Y entonces yo también lo supe, no tenía experiencia, pero en el juego como en todo se necesita intuición e instinto, incluso supe que ese día iba a perder y dejé de luchar y dejé de resistirme, y empecé a pensar que sólo quería que terminara pronto, comencé a pensar en qué podría hacer para ayudar a acabara y después inicié a sentir y me olvidé del tiempo y comenzó a gustarme.

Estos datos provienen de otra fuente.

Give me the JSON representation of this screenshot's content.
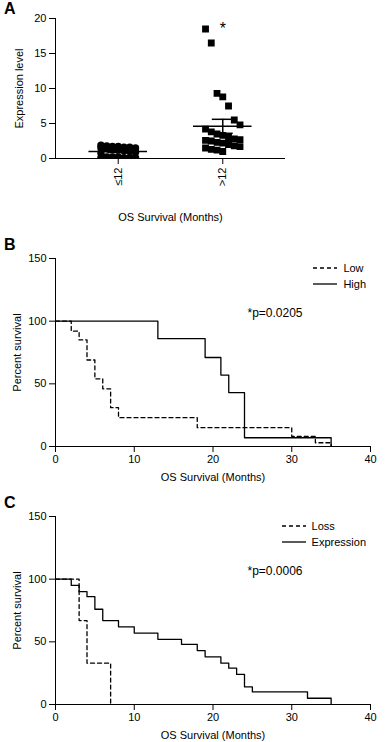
{
  "chart_data": [
    {
      "type": "scatter",
      "title": "A",
      "x_label": "OS Survival (Months)",
      "y_label": "Expression level",
      "categories": [
        "≤12",
        ">12"
      ],
      "ylim": [
        0,
        20
      ],
      "yticks": [
        0,
        5,
        10,
        15,
        20
      ],
      "color": "#000000",
      "groups": [
        {
          "marker": "circle",
          "values": [
            1.9,
            1.8,
            1.7,
            1.7,
            1.6,
            1.6,
            1.5,
            1.5,
            1.4,
            1.3,
            1.2,
            1.1,
            1.0,
            0.9,
            0.8,
            0.2,
            0.2,
            0.2,
            0.1,
            0.1,
            0.1,
            0.1,
            0.1
          ],
          "mean": 1.0,
          "error": 0.15
        },
        {
          "marker": "square",
          "values": [
            18.5,
            16.5,
            9.3,
            8.8,
            7.5,
            5.5,
            4.8,
            4.2,
            3.8,
            3.5,
            3.3,
            3.0,
            2.8,
            2.7,
            2.6,
            2.5,
            2.3,
            2.2,
            2.0,
            1.8,
            1.7,
            1.5,
            1.3,
            1.2,
            1.0
          ],
          "mean": 4.6,
          "error": 1.0
        }
      ],
      "annotations": [
        {
          "text": "*",
          "category": ">12"
        }
      ]
    },
    {
      "type": "line",
      "title": "B",
      "x_label": "OS Survival (Months)",
      "y_label": "Percent survival",
      "xlim": [
        0,
        40
      ],
      "xticks": [
        0,
        10,
        20,
        30,
        40
      ],
      "ylim": [
        0,
        150
      ],
      "yticks": [
        0,
        50,
        100,
        150
      ],
      "legend": "top-right",
      "series": [
        {
          "name": "Low",
          "color": "#000000",
          "line_style": "dashed",
          "x": [
            0,
            2,
            3,
            4,
            5,
            6,
            7,
            8,
            18,
            30,
            33,
            35
          ],
          "values": [
            100,
            92,
            85,
            69,
            54,
            46,
            31,
            23,
            15,
            8,
            3,
            0
          ]
        },
        {
          "name": "High",
          "color": "#000000",
          "line_style": "solid",
          "x": [
            0,
            13,
            19,
            21,
            22,
            24,
            35
          ],
          "values": [
            100,
            86,
            71,
            57,
            43,
            7,
            0
          ]
        }
      ],
      "annotations": [
        {
          "text": "*p=0.0205"
        }
      ]
    },
    {
      "type": "line",
      "title": "C",
      "x_label": "OS Survival (Months)",
      "y_label": "Percent survival",
      "xlim": [
        0,
        40
      ],
      "xticks": [
        0,
        10,
        20,
        30,
        40
      ],
      "ylim": [
        0,
        150
      ],
      "yticks": [
        0,
        50,
        100,
        150
      ],
      "legend": "top-right",
      "series": [
        {
          "name": "Loss",
          "color": "#000000",
          "line_style": "dashed",
          "x": [
            0,
            3,
            4,
            7
          ],
          "values": [
            100,
            67,
            33,
            0
          ]
        },
        {
          "name": "Expression",
          "color": "#000000",
          "line_style": "solid",
          "x": [
            0,
            2,
            3,
            4,
            5,
            6,
            8,
            10,
            13,
            16,
            18,
            19,
            21,
            22,
            23,
            24,
            25,
            32,
            35
          ],
          "values": [
            100,
            95,
            90,
            86,
            76,
            67,
            62,
            57,
            52,
            48,
            43,
            38,
            33,
            29,
            24,
            14,
            10,
            5,
            0
          ]
        }
      ],
      "annotations": [
        {
          "text": "*p=0.0006"
        }
      ]
    }
  ]
}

A él lo vi varias veces más, seguimos saliendo durante meses, me enseñó qué debía hacer. Me trataba, y aun más desde ese día, como a una niña, pon tu piernita aquí y tu mano acá , mientras yo obedecía porque sabía que era un juego que quería seguir jugando y en el que quería ganar. Tal vez por eso la inmensa mayoría de mis orgasmos los he tenido siempre encima suya, esa es otra historia que otro día debo contarte. Sabía que en realidad era un juego de poderes en el que tenía que escalar muchos niveles, sabía que me convenía dejarme llevar, aprender de él, hacerle creer que me estaba utilizando, hacerle creer que yo era esa putita que
había encontrado el camino de la verdad gracias a él, que se había encaminado en la dirección correcta gracias a su tremenda inteligencia. Yo tenía diesisiete años y no era estúpida, supe también perfectamente el día en el que no volvería a verlo, lo presentí y ese día jugué con ansia, con rabia y con astucia, como venía aprendiendo ya a jugar el juego.
Y aprendí que me gustan los perdedores, los tiernos, los que sí pueden llorar, los que abrazan, los que no tienen miedo de besar, los que se quedan a dormir contigo, a los que les cuesta abrirse. Porque aprendí que todos tenemos dificultades en el juego, uno que muchas veces va mal, hasta aprendí que todos querían tenerla grande, y aunque nunca volví a sentirme forzada por nadie a nada, descubrí que a muchos les gusta sentirse ganadores, les gusta llamarte perra, darte duro, tomarte del cuello, darte de nalgadas, y entendí que ellos eran los jugadores realmente vulnerables, a los que podías hacer creer que tenían razón, a los que podía mentir, a los que puedes superar, a los que sueltas, a los que en verdad les atemorizabas, y así empecé a jugar conmigo, a aceptarme, a reírme de mi y de este absurdo nivel de juego qué te enseña a medirte por el tamaño de tu verga o de tus pechos. Un juego si, un poco estúpido, lúdico al fin, divertido como todos.